The evergreen home networking blog post
I’ve reached the point in my life where I find home networking fun. It’s either that or a model train set. The catalyst was finally setting up an Open-WRT router, which gives me options. The ability to put the Vodafone KabelBox modem in full bridge mode is mandatory for proper NAT resolution and to access local services from the outside. The hosting hub is a Raspberry Pi 3 with a number of additional services like nginx.
Open-WRT & KabelBox
Luckily Vodafone are nice enough to provide the option to toggle bridge mode on their router/modem devices. It was deeply buried here.
However, after enabling it my internet connection died. I noticed the router was being assigned an ip on the WAN interface from the gateway (modem), but I couldn’t ping through to any DNS servers. After investing several hours reading the open-wrt docs and searching online I noticed a tip about restarting the cable modem in order to assign the router a new ip for the WAN interface (one that isn’t from the old 192.0.1 pool, but instead something fresh from the ISP, in a completely different subnet). This interface remains running as a DHCP client which is the default. In fact, no additional configuration outside of wifi setup had to be done for the router. Anyway once again the rule of thumb about computers is if in doubt; restart.
Cloudflare & DNS
On the Cloudfront side, I had to create a couple of records and then use my Global API key (Token didn’t work for some reason) in order to run a Crontask which updates the A record whenever the router receives a new public IP from the ISP. We want this router accessible from the internet. Hackers welcome I guess. The CF DNS records consist of an A record initially set to anything, but subsequently updated by the crontask running on open-wrt. An A record of dynamic-> router-ip and a CNAME record of rpavlov -> a-super-secret-subdomain.rpavlov.com are created. Pinging either one will resolve to CF’s server, so my ip is nicely hidden and protected from DDoS. The steps are more clearly outlined here https://github.com/dcerisano/cloudflare-dynamic-dns . Finally, add a Page Rule to redirect all traffic to https.

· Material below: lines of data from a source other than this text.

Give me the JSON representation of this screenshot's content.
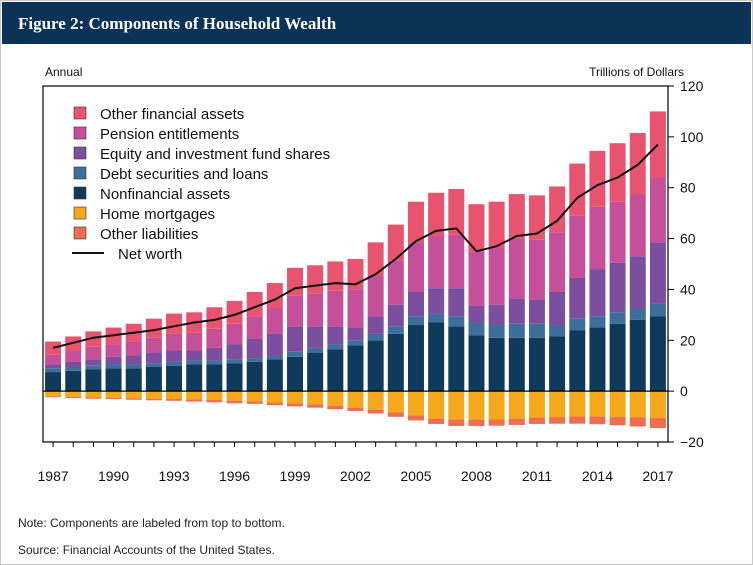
{
  "figure": {
    "title": "Figure 2: Components of Household Wealth",
    "left_unit": "Annual",
    "right_unit": "Trillions of Dollars",
    "note": "Note: Components are labeled from top to bottom.",
    "source": "Source: Financial Accounts of the United States."
  },
  "chart_data": {
    "type": "bar",
    "stacked": true,
    "title": "Figure 2: Components of Household Wealth",
    "xlabel": "",
    "ylabel": "Trillions of Dollars",
    "ylim": [
      -20,
      120
    ],
    "yticks": [
      -20,
      0,
      20,
      40,
      60,
      80,
      100,
      120
    ],
    "ytick_labels": [
      "−20",
      "0",
      "20",
      "40",
      "60",
      "80",
      "100",
      "120"
    ],
    "x_tick_labels": [
      "1987",
      "1990",
      "1993",
      "1996",
      "1999",
      "2002",
      "2005",
      "2008",
      "2011",
      "2014",
      "2017"
    ],
    "grid": false,
    "legend_position": "top-left",
    "categories": [
      1987,
      1988,
      1989,
      1990,
      1991,
      1992,
      1993,
      1994,
      1995,
      1996,
      1997,
      1998,
      1999,
      2000,
      2001,
      2002,
      2003,
      2004,
      2005,
      2006,
      2007,
      2008,
      2009,
      2010,
      2011,
      2012,
      2013,
      2014,
      2015,
      2016,
      2017
    ],
    "series": [
      {
        "name": "Other financial assets",
        "color": "#e8546f",
        "values": [
          5,
          5.5,
          6,
          6.5,
          7,
          7.5,
          8,
          8,
          8.5,
          9,
          9.5,
          10,
          11,
          11,
          11.5,
          12,
          13,
          14,
          16,
          17,
          18,
          18.5,
          18,
          17.5,
          17.5,
          18,
          20.5,
          22,
          23,
          24,
          26
        ]
      },
      {
        "name": "Pension entitlements",
        "color": "#c54f98",
        "values": [
          4,
          4.5,
          5,
          5,
          5.5,
          6,
          6.5,
          7,
          7.5,
          8,
          9,
          10,
          12,
          13,
          14,
          15,
          16,
          17.5,
          19.5,
          20.5,
          21,
          21.5,
          22.5,
          23.5,
          23.5,
          23.5,
          24.5,
          24.5,
          24,
          24.5,
          25.5
        ]
      },
      {
        "name": "Equity and investment fund shares",
        "color": "#7b4ea0",
        "values": [
          1.5,
          2,
          2.5,
          3,
          3.5,
          4,
          4.5,
          4,
          5,
          6,
          7.5,
          8.5,
          10,
          8.5,
          7,
          5,
          7,
          8.5,
          9.5,
          10,
          11,
          6.5,
          8,
          10,
          9.5,
          13,
          16,
          18.5,
          19.5,
          20.5,
          24
        ]
      },
      {
        "name": "Debt securities and loans",
        "color": "#3e6e9c",
        "values": [
          1.5,
          1.5,
          1.5,
          1.5,
          1.5,
          1.5,
          1.5,
          1.5,
          1.5,
          1.5,
          1.5,
          1.5,
          2,
          2,
          2,
          2,
          2.5,
          3,
          3.5,
          3.5,
          4,
          5,
          5,
          5.5,
          5.5,
          4.5,
          4.5,
          4.5,
          4.5,
          4.5,
          5
        ]
      },
      {
        "name": "Nonfinancial assets",
        "color": "#0f3a5c",
        "values": [
          7.5,
          8,
          8.5,
          9,
          9,
          9.5,
          10,
          10.5,
          10.5,
          11,
          11.5,
          12.5,
          13.5,
          15,
          16.5,
          18,
          20,
          22.5,
          26,
          27,
          25.5,
          22,
          21,
          21,
          21,
          21.5,
          24,
          25,
          26.5,
          28,
          29.5
        ]
      },
      {
        "name": "Home mortgages",
        "color": "#f5a81b",
        "values": [
          -2,
          -2.2,
          -2.5,
          -2.6,
          -2.8,
          -3,
          -3.1,
          -3.3,
          -3.5,
          -3.8,
          -4,
          -4.4,
          -4.8,
          -5.2,
          -5.8,
          -6.5,
          -7.3,
          -8.4,
          -9.6,
          -10.8,
          -11.2,
          -11.2,
          -11.1,
          -10.8,
          -10.4,
          -10.2,
          -10,
          -10,
          -10.2,
          -10.3,
          -10.5
        ]
      },
      {
        "name": "Other liabilities",
        "color": "#f06e50",
        "values": [
          -0.4,
          -0.5,
          -0.5,
          -0.5,
          -0.6,
          -0.6,
          -0.7,
          -0.8,
          -0.9,
          -1,
          -1,
          -1.1,
          -1.2,
          -1.3,
          -1.3,
          -1.3,
          -1.5,
          -1.7,
          -1.9,
          -2.1,
          -2.5,
          -2.5,
          -2.5,
          -2.5,
          -2.5,
          -2.6,
          -2.8,
          -3,
          -3.2,
          -3.6,
          -4
        ]
      }
    ],
    "line_series": {
      "name": "Net worth",
      "color": "#111111",
      "values": [
        17,
        19,
        21,
        22,
        23,
        24,
        25.5,
        27,
        28,
        30,
        33,
        36,
        40.5,
        41.5,
        42.5,
        42,
        46,
        52,
        59,
        63,
        64,
        55,
        57,
        61,
        62,
        67,
        76,
        81,
        84,
        89,
        97
      ]
    }
  }
}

- Disable ssh password. While we’re at it, only allow ssh into the router from the LAN interface.
- We need to reserve a static ip for the pi in the LAN. Easily done through the open-wrt Luci web interface.
- We need to expose port 80/433 in the router firewall from the WAN interface, and route it to the Pi local ip on the LAN interface. Additionally we need to remap the port that the router’s Web interface server (uHttpd) is running on to something else in order to free up those ports.
- Issue an SSL cert with Certbot, by authentication through a TXT file in the webroot.
- Drop the static blog files in /var/www/html.
- Add my hardened nginx config.
Dropbox can’t really be trusted, so I trade reliability and security for dubiously decreased paranoia. Instead I use Syncthing which runs on each client device (laptops, PC) and doesn’t require hosting. It works out of the box flawlessly.
As easy as running
curl -sSL https://install.pi-hole.net | bash on the pi, and following the steps. They are also kind enough to explain why curl to bash, and give you options if you want to audit the scripts yourself. Afterwards, set the DNS servers of each device on the home network to point to the pi’s ip.
Unfortunately the Vodafone router does not provide the option to set DNS servers, so this has to be done
- Funkwhale for streaming my own music files outside of Spotify.
- A Tor relay.
- This blog as a hidden service, which is pretty straightforward actually: Download Tor, modify the
.../tor-browser_en-US/Browser/TorBrowser/Data/Tor/torrcto point to nginx, then access at the relevant vhost+port.
Much respect to the legion of clever elves who made all this software magic possible. Throughout the course of writing this post I also realized I’ll probably be touching computers until the day I die, which seems like a mixed blessing.
The dream is over. My internet speed plummeted when using the router, probably because it’s running on 10 year old hardware. In any case, it turns out I can still just forward ports 80/443 from outside to the static ip of the Pi, as well as run the cronjob to update the A record with the public IP of the Vodafone Router. One other thing I added was uptime checks from Google Cloud. Godbless.